Democrats opposed the bill by Republican Rep. Paul Pacheco, a retired Albuquerque police officer. Their main criticisms were that the measure would further clog an underfunded court system as more defendants seek trials, and that it could inadvertently ensnare some non-violent criminals who need not occupy a prison cell for decades.
Pacheco, though, said his bill would target only a small number of predators who commit a disproportionate number of violent crimes.
The New Mexico Sentencing Commission, a public policy agency that assists state government, says Pacheco’s analysis is correct based on its statistical review of cases. Of the more than 11,300 people convicted of violent felonies in the last 15 years, only 60 would have received life sentences if Pacheco’s version of the three strikes law had been on the books, the commission staff said.

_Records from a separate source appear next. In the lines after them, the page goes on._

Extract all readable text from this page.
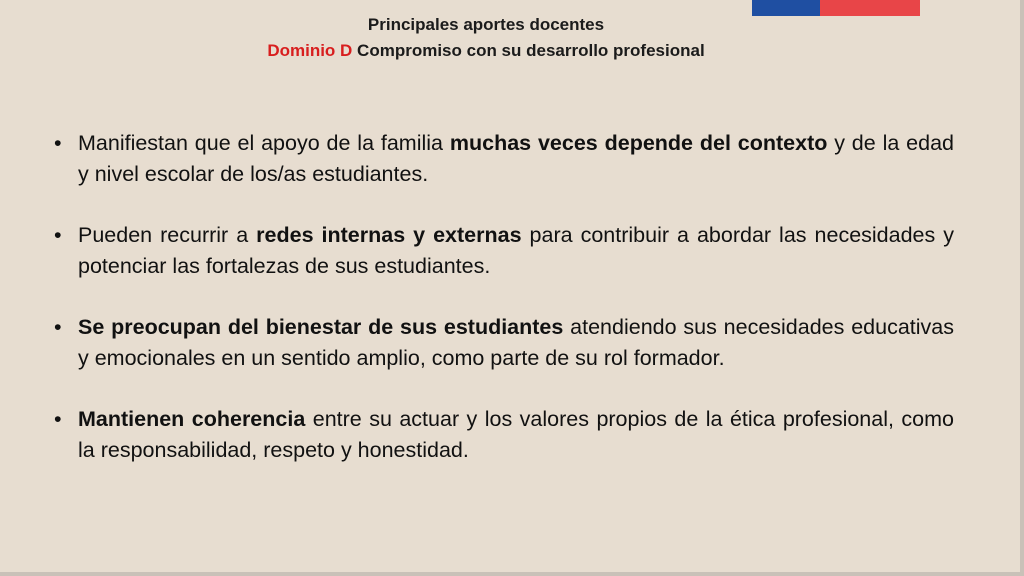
Principales aportes docentes
Dominio D Compromiso con su desarrollo profesional
• Manifiestan que el apoyo de la familia muchas veces depende del contexto y de la edad y nivel escolar de los/as estudiantes.
• Pueden recurrir a redes internas y externas para contribuir a abordar las necesidades y potenciar las fortalezas de sus estudiantes.
• Se preocupan del bienestar de sus estudiantes atendiendo sus necesidades educativas y emocionales en un sentido amplio, como parte de su rol formador.
• Mantienen coherencia entre su actuar y los valores propios de la ética profesional, como la responsabilidad, respeto y honestidad.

Imprisoning those 60 criminals for an average of 30 years each would cost the state about $56 million, said Tony Ortiz, executive director of the sentencing commission.
Chambers of commerce and other business organizations have endorsed Pacheco’s bill as the way to get the worst criminals off the streets. Carla Sonntag, president of the New Mexico Business Coalition, told the Judiciary Committee that Pacheco’s bill would make life better for law-abiding people. “We spend too much time talking about criminals’ rights,” she said.

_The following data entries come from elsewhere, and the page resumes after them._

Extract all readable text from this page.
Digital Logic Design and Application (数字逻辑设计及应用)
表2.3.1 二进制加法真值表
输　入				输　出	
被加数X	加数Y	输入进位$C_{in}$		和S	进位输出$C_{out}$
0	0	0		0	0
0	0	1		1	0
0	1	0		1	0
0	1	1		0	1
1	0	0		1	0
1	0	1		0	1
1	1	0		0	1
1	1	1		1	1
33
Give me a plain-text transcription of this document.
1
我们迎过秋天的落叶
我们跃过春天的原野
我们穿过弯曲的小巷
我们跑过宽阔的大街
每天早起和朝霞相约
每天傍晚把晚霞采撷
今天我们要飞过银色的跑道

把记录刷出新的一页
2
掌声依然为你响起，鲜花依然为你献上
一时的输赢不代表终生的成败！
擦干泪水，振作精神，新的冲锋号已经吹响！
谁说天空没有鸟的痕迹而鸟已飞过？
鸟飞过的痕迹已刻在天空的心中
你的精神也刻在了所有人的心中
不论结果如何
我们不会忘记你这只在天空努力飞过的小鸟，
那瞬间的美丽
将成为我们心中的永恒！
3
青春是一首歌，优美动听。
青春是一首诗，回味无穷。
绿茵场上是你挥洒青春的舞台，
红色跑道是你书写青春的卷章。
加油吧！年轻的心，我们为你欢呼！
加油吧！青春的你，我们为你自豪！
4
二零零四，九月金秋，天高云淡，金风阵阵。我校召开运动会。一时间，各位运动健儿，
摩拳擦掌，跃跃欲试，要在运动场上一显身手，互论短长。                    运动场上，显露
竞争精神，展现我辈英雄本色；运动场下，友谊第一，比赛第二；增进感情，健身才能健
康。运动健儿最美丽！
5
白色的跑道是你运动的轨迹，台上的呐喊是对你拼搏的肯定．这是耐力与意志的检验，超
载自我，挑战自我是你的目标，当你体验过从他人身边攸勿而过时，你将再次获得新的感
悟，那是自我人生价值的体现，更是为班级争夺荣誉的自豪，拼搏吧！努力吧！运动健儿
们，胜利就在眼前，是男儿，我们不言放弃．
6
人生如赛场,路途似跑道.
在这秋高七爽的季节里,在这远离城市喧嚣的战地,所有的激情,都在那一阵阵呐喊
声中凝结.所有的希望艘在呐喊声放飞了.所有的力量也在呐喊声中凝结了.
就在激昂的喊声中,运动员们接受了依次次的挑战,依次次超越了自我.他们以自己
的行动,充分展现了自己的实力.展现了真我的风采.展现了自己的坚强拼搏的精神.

Gov. Susana Martinez’s administration also is backing the bill. Greg Fouratt, Cabinet secretary of the Department of Public Safety, said Pacheco’s bill should not be thought of as a deterrence measure but as one that would incapacitate deadly criminals. And Gregg Marcantel, who heads the state Corrections Department, said he likes the bill because “we need to be laser-focused on the predators.”
House Minority Leader Brian Egolf, D-Santa Fe, said he has supported almost every bill to enhance criminal penalties, but he voted against Pacheco’s measure. Egolf said parts of the bill have the potential to backfire. Someone convicted of aggravated burglary may not have committed a violent crime but could end up sentenced to life in prison because that is one of the crimes on Pacheco’s expanded list of what constitutes a “strike.”

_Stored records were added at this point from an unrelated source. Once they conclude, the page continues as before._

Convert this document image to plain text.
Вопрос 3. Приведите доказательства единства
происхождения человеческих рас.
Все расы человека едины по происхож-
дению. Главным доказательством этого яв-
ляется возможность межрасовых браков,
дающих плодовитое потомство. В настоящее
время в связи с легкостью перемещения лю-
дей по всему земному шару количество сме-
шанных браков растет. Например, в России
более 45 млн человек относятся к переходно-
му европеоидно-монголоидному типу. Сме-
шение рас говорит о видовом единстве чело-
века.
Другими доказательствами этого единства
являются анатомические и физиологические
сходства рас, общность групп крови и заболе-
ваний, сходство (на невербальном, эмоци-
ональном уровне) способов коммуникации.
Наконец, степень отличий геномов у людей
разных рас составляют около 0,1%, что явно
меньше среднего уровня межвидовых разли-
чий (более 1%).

Rep. Eliseo Alcon, D-Milan, said his concern is that the overburdened court system would see many more people going to trial to try to avoid having a strike on their record. In turn, this would create failings in other prosecutions, he said.
Rep. Antonio “Moe” Maestas, D-Albuquerque, said three strikes laws are structured badly. The gunman who fired at a car and killed a 4-year-old girl in Albuquerque needs to go to prison for a significant term for that first strike, and so do other violent criminals, said Maestas, a former prosecutor.
Pacheco said the existing three strikes law in New Mexico is worthless, never having been used, so a change is in order. He also said his wife has been treated for alcoholism, so he understands the difference between those who should be in prison and those who need help.
His bill goes next to the full 70-member House of Representatives.